Selon le rapport, 27 % des victimes ont été tuées par des bandes armées. En parallèle, 69 % des morts ont été enregistrés lors d’opérations des forces de sécurité contre ces groupes criminels.
L’ONU souligne que ces interventions ont aussi provoqué des dizaines de victimes civiles, dont des enfants. Les 4 % restants concernent des actes commis par des groupes d’autodéfense ou des membres de la population.
Par ailleurs, au moins 69 personnes ont été tuées ou blessées par des drones chargés d’explosifs. Parmi elles figurent cinq enfants.
« Malgré les progrès réalisés en matière de sécurité dans certains quartiers du centre-ville de Port-au-Prince, l’insécurité demeure une réalité quotidienne et insoutenable pour un grand nombre d’Haïtiens », a déclaré Carlos Ruiz Massieu.

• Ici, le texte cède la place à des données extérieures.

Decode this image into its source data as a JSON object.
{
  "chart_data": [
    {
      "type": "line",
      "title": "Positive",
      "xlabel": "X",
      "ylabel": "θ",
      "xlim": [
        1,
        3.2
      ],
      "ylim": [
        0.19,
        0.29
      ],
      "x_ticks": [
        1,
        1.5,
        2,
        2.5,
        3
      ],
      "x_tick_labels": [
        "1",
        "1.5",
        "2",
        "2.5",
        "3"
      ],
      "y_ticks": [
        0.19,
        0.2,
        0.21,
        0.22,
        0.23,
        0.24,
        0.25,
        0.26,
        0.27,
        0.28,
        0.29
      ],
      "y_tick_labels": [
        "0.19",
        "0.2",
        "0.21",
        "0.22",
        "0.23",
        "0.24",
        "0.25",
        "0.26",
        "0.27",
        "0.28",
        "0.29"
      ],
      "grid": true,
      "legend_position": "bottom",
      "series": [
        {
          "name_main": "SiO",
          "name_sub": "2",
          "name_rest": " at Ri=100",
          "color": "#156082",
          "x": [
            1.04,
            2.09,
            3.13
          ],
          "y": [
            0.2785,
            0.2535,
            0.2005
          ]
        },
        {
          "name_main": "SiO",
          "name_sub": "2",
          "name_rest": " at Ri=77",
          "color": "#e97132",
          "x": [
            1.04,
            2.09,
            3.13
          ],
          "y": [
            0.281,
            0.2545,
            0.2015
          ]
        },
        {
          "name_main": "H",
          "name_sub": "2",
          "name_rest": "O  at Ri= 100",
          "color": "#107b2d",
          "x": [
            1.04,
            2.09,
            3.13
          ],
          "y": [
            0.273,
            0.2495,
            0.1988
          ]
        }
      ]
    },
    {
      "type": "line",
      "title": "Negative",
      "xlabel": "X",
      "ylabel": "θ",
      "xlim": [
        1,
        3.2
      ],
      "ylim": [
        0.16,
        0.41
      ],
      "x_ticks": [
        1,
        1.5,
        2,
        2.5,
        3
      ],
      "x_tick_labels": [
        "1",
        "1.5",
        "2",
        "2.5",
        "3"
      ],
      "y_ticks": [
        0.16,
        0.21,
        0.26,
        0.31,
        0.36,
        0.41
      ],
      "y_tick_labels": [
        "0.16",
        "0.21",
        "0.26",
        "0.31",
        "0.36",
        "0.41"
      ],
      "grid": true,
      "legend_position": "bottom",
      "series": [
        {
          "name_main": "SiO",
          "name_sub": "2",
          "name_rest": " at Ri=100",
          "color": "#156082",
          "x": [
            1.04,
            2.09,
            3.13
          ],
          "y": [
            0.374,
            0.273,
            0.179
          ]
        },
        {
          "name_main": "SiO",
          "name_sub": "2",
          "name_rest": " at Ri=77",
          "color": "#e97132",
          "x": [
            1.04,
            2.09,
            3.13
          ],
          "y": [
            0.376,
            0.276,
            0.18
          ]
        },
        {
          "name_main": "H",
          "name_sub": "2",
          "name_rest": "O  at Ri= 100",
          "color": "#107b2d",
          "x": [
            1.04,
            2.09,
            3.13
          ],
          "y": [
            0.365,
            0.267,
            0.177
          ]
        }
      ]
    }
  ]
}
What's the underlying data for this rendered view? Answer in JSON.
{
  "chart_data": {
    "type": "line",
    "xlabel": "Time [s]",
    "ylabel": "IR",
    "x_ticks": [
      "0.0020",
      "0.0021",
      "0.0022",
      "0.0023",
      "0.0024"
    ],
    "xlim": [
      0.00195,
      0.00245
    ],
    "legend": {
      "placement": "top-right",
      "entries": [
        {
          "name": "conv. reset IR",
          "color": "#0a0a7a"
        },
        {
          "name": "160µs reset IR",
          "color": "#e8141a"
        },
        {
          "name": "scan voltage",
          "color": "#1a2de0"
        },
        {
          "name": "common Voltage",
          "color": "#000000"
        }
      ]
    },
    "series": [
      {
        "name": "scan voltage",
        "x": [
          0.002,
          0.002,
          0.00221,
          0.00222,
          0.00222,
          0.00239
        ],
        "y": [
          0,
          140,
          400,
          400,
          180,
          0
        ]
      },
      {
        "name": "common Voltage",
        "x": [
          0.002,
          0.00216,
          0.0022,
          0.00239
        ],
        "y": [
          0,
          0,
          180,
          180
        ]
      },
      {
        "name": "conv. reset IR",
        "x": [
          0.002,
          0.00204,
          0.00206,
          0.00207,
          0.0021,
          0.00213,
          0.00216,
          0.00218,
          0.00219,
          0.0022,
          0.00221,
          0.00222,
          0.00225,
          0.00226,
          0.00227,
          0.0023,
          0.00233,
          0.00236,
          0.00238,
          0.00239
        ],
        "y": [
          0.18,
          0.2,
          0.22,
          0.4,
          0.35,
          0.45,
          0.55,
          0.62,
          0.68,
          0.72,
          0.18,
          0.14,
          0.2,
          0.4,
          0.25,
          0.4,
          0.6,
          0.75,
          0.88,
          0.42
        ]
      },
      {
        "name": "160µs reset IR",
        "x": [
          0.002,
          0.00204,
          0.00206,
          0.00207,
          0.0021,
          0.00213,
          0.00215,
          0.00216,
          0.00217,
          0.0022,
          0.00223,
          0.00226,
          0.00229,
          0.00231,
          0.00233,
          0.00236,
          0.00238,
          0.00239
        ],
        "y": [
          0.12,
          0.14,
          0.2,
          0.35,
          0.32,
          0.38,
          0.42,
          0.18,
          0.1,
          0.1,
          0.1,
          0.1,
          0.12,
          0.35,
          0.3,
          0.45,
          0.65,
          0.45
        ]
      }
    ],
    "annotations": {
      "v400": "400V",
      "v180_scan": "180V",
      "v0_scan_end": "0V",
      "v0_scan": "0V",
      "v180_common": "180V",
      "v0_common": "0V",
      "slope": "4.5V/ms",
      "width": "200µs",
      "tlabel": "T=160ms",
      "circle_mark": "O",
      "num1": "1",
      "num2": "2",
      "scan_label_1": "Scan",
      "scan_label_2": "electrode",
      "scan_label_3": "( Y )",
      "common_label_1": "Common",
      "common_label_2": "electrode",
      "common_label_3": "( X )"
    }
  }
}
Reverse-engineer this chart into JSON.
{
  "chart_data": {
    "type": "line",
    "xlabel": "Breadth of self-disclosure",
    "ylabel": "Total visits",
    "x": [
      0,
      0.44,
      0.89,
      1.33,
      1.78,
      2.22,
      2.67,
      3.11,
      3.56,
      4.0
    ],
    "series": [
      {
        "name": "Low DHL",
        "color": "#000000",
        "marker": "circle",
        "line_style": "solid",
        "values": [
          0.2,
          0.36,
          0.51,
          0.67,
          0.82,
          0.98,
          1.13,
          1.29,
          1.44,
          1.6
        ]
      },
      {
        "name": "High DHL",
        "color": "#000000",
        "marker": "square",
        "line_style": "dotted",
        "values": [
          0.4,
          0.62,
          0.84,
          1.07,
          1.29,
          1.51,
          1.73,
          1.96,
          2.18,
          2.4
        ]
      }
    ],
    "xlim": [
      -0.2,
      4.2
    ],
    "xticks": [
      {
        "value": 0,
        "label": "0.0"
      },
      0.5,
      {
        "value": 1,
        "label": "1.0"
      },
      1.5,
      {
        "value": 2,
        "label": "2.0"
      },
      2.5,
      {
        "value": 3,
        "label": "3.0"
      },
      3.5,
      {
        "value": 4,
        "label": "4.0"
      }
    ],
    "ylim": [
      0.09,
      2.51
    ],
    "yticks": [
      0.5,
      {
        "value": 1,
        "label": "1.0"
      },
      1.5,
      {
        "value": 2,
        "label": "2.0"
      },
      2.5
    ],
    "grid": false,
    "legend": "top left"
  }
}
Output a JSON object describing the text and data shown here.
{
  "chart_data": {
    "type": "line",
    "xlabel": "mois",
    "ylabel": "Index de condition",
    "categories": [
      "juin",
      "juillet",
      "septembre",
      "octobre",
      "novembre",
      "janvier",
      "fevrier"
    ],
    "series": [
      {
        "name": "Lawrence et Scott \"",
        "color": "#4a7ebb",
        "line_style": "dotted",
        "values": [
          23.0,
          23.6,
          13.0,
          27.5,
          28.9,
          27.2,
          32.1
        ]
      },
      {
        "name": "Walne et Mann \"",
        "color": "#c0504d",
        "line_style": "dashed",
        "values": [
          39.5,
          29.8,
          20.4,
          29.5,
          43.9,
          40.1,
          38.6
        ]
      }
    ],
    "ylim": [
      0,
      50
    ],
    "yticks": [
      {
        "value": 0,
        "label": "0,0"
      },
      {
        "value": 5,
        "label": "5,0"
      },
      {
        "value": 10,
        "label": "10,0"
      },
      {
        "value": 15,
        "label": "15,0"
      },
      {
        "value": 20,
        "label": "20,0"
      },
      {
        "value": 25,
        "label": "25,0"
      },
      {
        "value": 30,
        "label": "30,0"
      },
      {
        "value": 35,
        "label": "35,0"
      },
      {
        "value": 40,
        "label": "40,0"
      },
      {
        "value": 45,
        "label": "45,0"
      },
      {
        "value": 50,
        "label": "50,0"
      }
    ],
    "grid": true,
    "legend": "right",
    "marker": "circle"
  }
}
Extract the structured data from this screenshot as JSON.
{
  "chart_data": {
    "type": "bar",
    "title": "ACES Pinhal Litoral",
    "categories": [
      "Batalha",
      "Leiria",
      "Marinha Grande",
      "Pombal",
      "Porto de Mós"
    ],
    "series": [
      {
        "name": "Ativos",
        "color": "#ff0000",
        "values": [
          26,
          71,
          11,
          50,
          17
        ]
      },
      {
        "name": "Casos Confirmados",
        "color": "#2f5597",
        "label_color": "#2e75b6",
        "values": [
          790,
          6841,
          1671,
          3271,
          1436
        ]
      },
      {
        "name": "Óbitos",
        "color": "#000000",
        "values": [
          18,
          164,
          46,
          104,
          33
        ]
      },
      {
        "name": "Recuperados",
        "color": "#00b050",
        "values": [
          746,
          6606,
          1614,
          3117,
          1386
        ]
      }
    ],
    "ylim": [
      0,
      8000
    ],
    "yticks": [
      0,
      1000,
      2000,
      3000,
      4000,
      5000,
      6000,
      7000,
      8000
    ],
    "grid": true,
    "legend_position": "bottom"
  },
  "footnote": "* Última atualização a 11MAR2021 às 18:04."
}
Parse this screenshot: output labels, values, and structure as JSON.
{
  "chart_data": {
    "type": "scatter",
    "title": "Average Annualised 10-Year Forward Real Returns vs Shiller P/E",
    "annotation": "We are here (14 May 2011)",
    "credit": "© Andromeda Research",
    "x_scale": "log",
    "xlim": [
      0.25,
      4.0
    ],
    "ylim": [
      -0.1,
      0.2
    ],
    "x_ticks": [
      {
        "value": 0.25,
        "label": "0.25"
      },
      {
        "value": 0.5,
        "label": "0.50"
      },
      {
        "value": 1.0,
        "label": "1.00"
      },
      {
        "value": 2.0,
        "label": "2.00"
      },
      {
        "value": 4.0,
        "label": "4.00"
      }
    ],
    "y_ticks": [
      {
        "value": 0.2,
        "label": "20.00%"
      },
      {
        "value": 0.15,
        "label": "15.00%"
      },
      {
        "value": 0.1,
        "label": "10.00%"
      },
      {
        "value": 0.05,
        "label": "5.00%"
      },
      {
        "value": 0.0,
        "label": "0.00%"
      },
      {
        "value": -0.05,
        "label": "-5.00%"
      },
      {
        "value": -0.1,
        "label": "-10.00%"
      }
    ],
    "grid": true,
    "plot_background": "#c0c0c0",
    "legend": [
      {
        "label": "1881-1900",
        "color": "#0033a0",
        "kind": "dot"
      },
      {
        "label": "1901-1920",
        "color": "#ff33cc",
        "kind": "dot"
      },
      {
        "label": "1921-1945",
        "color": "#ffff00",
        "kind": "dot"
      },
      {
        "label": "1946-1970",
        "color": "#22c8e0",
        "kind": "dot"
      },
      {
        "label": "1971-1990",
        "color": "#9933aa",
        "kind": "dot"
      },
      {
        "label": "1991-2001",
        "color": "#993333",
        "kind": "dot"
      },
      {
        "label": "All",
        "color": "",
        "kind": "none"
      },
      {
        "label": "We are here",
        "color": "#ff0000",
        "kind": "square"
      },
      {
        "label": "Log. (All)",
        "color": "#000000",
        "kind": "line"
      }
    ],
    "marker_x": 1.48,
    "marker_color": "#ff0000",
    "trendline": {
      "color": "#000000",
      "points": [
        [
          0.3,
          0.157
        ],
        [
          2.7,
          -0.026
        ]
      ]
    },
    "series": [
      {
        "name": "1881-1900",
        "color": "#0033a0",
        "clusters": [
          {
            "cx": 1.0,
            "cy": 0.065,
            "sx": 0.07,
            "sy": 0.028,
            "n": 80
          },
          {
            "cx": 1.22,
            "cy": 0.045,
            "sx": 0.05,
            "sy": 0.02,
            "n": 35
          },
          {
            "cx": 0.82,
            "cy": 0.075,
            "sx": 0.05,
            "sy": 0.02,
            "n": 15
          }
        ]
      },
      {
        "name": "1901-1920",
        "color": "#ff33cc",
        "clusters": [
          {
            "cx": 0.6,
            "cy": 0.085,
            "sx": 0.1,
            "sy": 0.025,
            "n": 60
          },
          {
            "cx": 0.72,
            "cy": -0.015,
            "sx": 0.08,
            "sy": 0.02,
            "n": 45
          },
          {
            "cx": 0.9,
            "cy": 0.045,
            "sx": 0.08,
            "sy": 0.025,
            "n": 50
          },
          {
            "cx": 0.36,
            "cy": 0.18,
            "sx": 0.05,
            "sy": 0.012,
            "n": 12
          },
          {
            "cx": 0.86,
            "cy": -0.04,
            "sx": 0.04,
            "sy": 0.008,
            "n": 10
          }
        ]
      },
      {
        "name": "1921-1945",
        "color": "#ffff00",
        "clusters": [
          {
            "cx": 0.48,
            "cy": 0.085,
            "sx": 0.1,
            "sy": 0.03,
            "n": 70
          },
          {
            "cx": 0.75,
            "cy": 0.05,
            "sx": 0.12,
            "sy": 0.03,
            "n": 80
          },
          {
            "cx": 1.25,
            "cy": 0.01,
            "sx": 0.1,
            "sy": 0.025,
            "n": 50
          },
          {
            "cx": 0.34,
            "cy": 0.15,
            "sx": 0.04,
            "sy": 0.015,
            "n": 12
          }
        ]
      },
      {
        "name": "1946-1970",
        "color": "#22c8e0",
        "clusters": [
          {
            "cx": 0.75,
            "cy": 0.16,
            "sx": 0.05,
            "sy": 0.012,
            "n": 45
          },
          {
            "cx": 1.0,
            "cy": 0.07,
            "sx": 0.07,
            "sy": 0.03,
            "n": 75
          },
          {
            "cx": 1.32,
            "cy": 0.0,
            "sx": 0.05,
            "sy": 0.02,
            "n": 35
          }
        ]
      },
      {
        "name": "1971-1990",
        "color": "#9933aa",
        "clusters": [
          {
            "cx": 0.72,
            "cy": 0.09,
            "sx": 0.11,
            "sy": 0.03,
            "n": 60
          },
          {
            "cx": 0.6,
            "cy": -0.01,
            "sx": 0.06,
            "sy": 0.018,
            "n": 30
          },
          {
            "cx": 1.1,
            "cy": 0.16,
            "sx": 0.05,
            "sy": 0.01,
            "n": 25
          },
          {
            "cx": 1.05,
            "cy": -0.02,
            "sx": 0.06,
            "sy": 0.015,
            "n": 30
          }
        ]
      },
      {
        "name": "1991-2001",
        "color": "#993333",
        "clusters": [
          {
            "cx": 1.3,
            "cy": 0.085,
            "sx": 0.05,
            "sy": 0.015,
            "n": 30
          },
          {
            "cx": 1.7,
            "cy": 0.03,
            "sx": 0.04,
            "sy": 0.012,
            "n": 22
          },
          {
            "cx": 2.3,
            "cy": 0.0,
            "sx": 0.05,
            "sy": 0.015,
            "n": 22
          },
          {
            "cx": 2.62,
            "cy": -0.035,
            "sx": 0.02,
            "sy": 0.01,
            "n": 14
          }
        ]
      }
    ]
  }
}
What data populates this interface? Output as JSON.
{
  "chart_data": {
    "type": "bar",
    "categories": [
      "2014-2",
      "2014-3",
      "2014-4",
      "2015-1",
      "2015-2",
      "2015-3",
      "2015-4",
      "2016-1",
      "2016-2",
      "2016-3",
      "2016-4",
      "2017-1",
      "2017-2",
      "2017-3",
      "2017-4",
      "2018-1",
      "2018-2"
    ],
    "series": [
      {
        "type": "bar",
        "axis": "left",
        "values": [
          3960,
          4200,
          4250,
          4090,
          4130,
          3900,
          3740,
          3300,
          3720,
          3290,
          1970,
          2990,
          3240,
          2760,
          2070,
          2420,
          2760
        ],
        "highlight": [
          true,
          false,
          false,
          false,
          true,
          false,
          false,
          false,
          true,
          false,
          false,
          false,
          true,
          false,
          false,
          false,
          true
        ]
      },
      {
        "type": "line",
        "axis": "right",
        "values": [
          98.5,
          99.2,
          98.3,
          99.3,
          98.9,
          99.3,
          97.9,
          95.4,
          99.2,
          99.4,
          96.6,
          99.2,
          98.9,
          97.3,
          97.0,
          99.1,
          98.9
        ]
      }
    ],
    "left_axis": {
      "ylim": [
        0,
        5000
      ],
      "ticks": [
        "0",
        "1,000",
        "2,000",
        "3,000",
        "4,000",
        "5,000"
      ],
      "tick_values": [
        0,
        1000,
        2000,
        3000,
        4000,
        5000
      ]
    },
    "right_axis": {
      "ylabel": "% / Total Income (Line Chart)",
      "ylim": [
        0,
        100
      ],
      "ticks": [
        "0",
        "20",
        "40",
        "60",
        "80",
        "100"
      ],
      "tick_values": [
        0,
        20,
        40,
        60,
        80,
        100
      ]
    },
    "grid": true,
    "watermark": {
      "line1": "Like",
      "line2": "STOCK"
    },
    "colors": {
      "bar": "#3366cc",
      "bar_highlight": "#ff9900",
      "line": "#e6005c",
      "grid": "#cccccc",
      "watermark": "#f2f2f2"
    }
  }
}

Assassinats, enlèvements et violences sexuelles
Le rapport précise que les opérations des forces de sécurité ont permis de limiter l’expansion territoriale des gangs dans le centre de la capitale. Toutefois, les groupes armés continuent de mener des assassinats ciblés, des enlèvements, des extorsions et des destructions de biens.
Le Bureau intégré des Nations Unies pour Haïti dénonce également de graves violences sexuelles. Plus de 292 victimes ont été recensées, principalement des femmes et des adolescentes âgées de 12 à 17 ans.
L’ONU évoque notamment des viols collectifs et plusieurs cas d’exploitation sexuelle dans les zones contrôlées par les gangs.